This week’s blog is from ERUK Emerging Leader Fellow Dr Wessel Woldman and SAC member Professor John Terry, who are both based at the University of Birmingham. Dr Woldman and Professor Terry discuss their company Neuronostics and their ERUK-funded research on how mathematics is helping to find answers to why the brains of people with epilepsy are more likely to have seizures.
There are many reasons why your car might fail its MOT. Two common reasons relate to tyres and brakes. If the tread level on tyres falls below 1.6mm, or the brake pad is worn below 1.5mm, the car is no longer safe to drive. But what is the significance of the number itself? Is the car really safe with a tread level of 1.61mm and unsafe at 1.59mm? This is where mathematics and statistics come in. It’s not necessarily the case that you won’t have an accident when the level is 1.61mm and you will when it’s 1.59mm. Rather, analysis of the data shows that when the level of tread drops below 1.6mm, the chance of having an accident begins to increase very rapidly. The risk is unacceptable and so we change our tyres.
Now imagine a world where we knew nothing about the level of tread, or the wear of the brake pad. We would only recognise something was wrong when we had an incident. It might be minor: perhaps overrunning a traffic light by a metre, or major: a crash involving another car or person. Your mechanic wants to identify the problem: tyres, brakes, or something else? In order to decide, they propose that you drive your car down the road again, so they could see what happens. How would that make you feel?
Well, this somewhat extreme example reflects the challenge faced when diagnosing epilepsy. The incident is effectively the seizure, or something that seemed like a seizure. Whether the cause was tyres or brakes, is like deciding was the cause epilepsy or a different condition. We commonly use a measurement called an electroencephalogram, or EEG, to capture waves of electrical activity that the brain generates. These brain waves change shape and size when a seizure occurs. Clinicians use these patterns within the data to confirm a diagnosis of epilepsy. The trouble is that it can take months or years for a seizure to be recorded on the EEG. Often, we don’t capture one.
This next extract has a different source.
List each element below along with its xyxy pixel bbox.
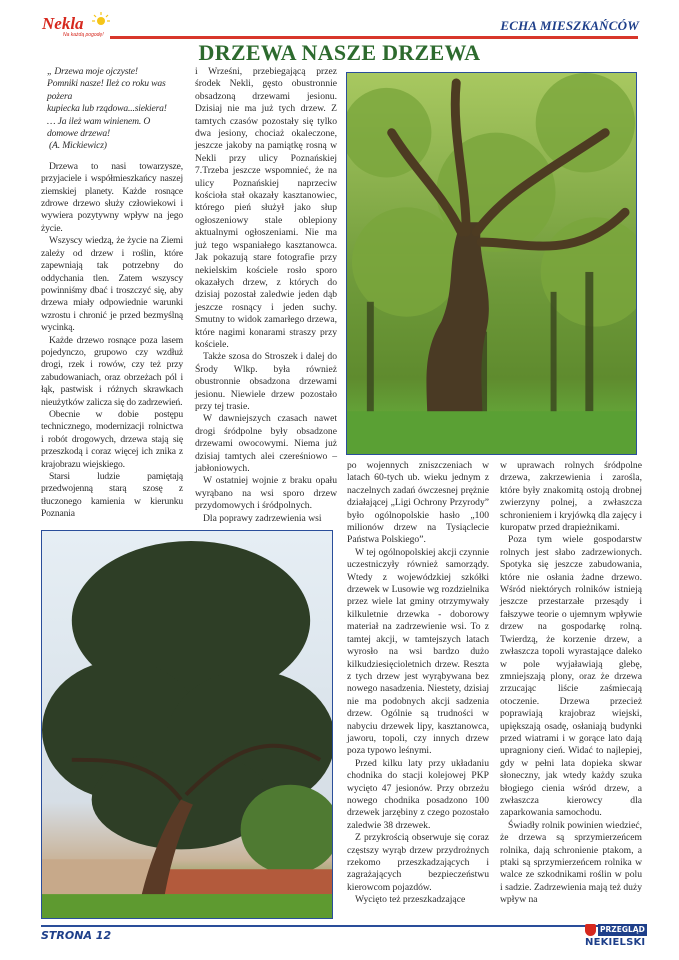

What does this mean? The person doesn’t have epilepsy, or just that we haven’t observed a seizure?
But what if there was a way to indicate that the brain had a high chance of seizures even if one hasn’t been recorded? Rather than monitoring for weeks and months waiting for seizures, we decide that the risk of seizures occurring is such that we should provide treatment? This is where mathematics and statistics come in again.
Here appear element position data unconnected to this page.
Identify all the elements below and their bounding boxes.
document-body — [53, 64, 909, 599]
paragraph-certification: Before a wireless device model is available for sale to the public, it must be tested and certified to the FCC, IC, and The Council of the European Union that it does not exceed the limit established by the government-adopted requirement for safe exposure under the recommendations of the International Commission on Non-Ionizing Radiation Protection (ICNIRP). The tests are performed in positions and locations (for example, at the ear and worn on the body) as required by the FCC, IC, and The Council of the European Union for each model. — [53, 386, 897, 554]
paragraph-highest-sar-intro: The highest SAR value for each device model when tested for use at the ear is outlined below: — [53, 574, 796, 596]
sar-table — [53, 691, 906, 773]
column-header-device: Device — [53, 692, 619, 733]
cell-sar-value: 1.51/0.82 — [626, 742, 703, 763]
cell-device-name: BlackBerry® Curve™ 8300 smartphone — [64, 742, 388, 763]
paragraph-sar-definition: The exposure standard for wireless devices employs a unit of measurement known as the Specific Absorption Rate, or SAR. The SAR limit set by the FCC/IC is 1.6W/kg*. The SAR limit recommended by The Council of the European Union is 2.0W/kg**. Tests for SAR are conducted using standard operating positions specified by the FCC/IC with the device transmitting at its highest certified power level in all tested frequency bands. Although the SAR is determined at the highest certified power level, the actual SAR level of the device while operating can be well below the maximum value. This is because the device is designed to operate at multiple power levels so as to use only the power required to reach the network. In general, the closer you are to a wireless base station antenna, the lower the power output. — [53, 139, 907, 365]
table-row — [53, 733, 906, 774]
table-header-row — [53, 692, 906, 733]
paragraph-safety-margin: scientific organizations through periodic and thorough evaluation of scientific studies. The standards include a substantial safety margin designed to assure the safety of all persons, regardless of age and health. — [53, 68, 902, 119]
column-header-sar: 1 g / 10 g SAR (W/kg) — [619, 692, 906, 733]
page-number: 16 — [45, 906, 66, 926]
For a number of years we have been developing mathematical models that describe brain activity and how the brain transitions from healthy states to seizure states. We can use EEG recordings that are routinely collected in clinic to inform how different regions of the brain within the model are connected. This ensures our model is now personalised, reflecting the individual being studied. We use computers to perform simulations of this model and the output is signals that look like EEG. From these simulations, we can determine how easy it is for seizures to occur and give this a value between 0 and 1. This seizure risk score, which we call BioEP (short for Biomarker of Epilepsy) can be evaluated using just a few seconds of seizure-free EEG. Essentially BioEP can be calculated from almost any EEG.
We have recently established a spin-out company Neuronostics and are funded by Innovate UK to develop a prototype clinical platform that uses the BioEP score. We have had a clinical study adopted onto the NIHR portfolio to validate the performance of BioEP as a tool to support clinical decision making when diagnosing epilepsy.